Jorge Bucay expresó que nadie puede crecer por nosotros, y no se equivocaba. Todos los seres humanos somos únicos, con pensamientos, sentimientos, deseos, prioridades, experiencias, vivencias, emociones y con diferentes puntos de vista. Por ello, depender al 100% de otra persona, es un atentado contra tu propia persona.

Para amar al resto, debes aprender a amarte a ti mismo, es una frase muy conocida y con un mensaje muy realista. ¿Cómo puedes hablar de amor, aprecio y cariño, si no aplicas estos conceptos a ti mismo?

Aprendamos a cuidarnos, y podrás cuidar a los demás

Las relaciones que construimos a lo largo de la vida son importantes para cada individuo.
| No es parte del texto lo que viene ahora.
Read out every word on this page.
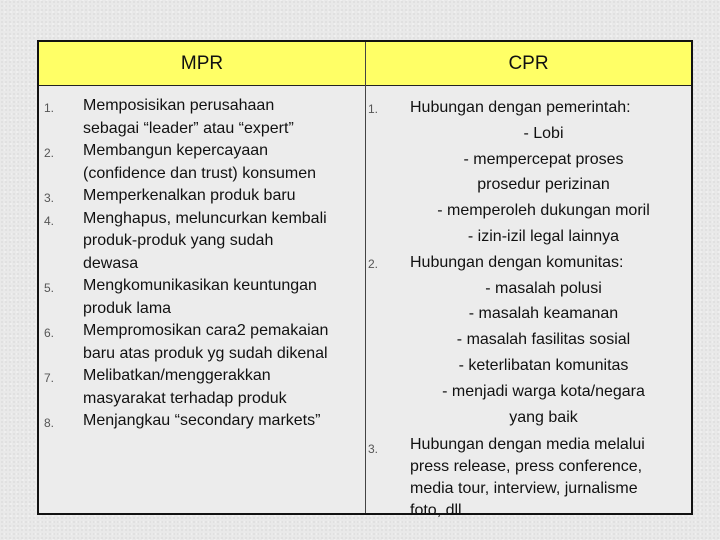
MPR	CPR
1. Memposisikan perusahaan
sebagai “leader” atau “expert”
2. Membangun kepercayaan
(confidence dan trust) konsumen
3. Memperkenalkan produk baru
4. Menghapus, meluncurkan kembali
produk-produk yang sudah
dewasa
5. Mengkomunikasikan keuntungan
produk lama
6. Mempromosikan cara2 pemakaian
baru atas produk yg sudah dikenal
7. Melibatkan/menggerakkan
masyarakat terhadap produk
8. Menjangkau “secondary markets”
1. Hubungan dengan pemerintah:
- Lobi
- mempercepat proses
prosedur perizinan
- memperoleh dukungan moril
- izin-izil legal lainnya
2. Hubungan dengan komunitas:
- masalah polusi
- masalah keamanan
- masalah fasilitas sosial
- keterlibatan komunitas
- menjadi warga kota/negara
yang baik
3. Hubungan dengan media melalui
press release, press conference,
media tour, interview, jurnalisme
foto, dll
Estas forman parte de tu vida, de tus recuerdos, causan risa y llanto, y alegran tu alma y tu corazón, son tu soporte, quienes te acompañan y apoyan en tus triunfos y fracasos.

Por esta razón a veces pensamos que las personas son irreemplazables, y que debes evitar que se vayan o se alejen de ti, llegando a aferrarte a esos lazos, incluso cuando estos puedan causar dolor. Olvidando por completo cuidarnos.
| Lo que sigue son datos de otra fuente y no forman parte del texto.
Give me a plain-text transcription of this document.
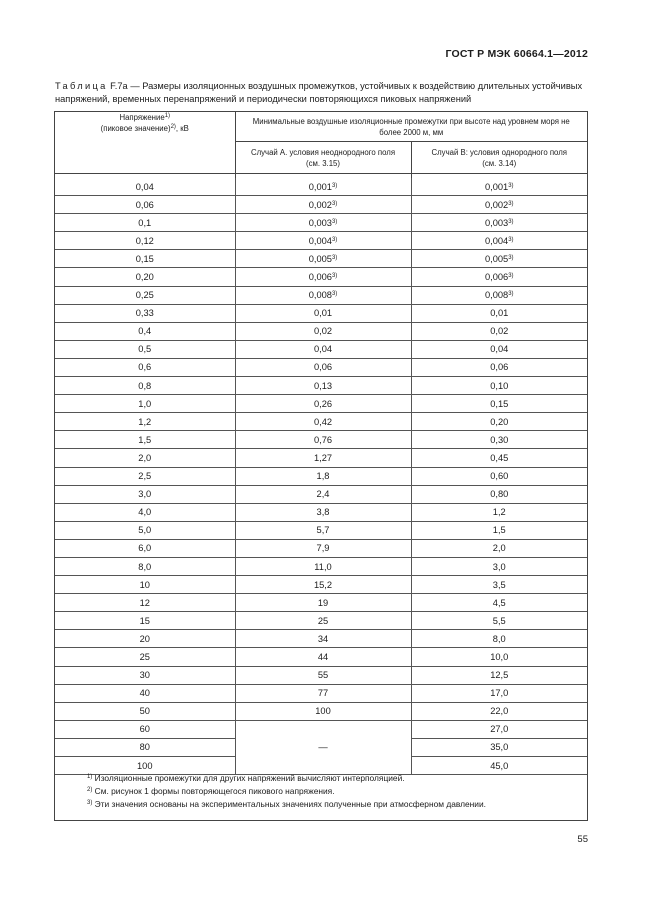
ГОСТ Р МЭК 60664.1—2012
Таблица F.7a — Размеры изоляционных воздушных промежутков, устойчивых к воздействию длительных устойчивых напряжений, временных перенапряжений и периодически повторяющихся пиковых напряжений
Напряжение$^{1)}$
(пиковое значение)$^{2)}$, кВ	Минимальные воздушные изоляционные промежутки при высоте над уровнем моря не более 2000 м, мм	

	Случай А. условия неоднородного поля (см. 3.15)	Случай В: условия однородного поля (см. 3.14)

0,04	0,001$^{3)}$	0,001$^{3)}$
0,06	0,002$^{3)}$	0,002$^{3)}$
0,1	0,003$^{3)}$	0,003$^{3)}$
0,12	0,004$^{3)}$	0,004$^{3)}$
0,15	0,005$^{3)}$	0,005$^{3)}$
0,20	0,006$^{3)}$	0,006$^{3)}$
0,25	0,008$^{3)}$	0,008$^{3)}$
0,33	0,01	0,01
0,4	0,02	0,02
0,5	0,04	0,04
0,6	0,06	0,06
0,8	0,13	0,10
1,0	0,26	0,15
1,2	0,42	0,20
1,5	0,76	0,30
2,0	1,27	0,45
2,5	1,8	0,60
3,0	2,4	0,80
4,0	3,8	1,2
5,0	5,7	1,5
6,0	7,9	2,0
8,0	11,0	3,0
10	15,2	3,5
12	19	4,5
15	25	5,5
20	34	8,0
25	44	10,0
30	55	12,5
40	77	17,0
50	100	22,0
60	—	27,0
80		35,0
100		45,0
$^{1)}$ Изоляционные промежутки для других напряжений вычисляют интерполяцией.
$^{2)}$ См. рисунок 1 формы повторяющегося пикового напряжения.
$^{3)}$ Эти значения основаны на экспериментальных значениях полученные при атмосферном давлении.
55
Esta concepción es errónea, los humanos evolucionamos y cambiamos, nos adaptamos, crecemos y aprendemos a ver el mundo desde otra perspectiva. Así que la soledad o la separación no es el fin del mundo, nuevas personas llegaran a tu vida, con nuevas experiencias, historias, desafíos y aventuras.

Lo realmente importante es aprender a aceptarte, encontrar y descubrir tu propio valor, respetarte, ser sincero y fiel contigo mismo, hasta que puedas amarte, sin la necesidad de que otros lo hagan por ti.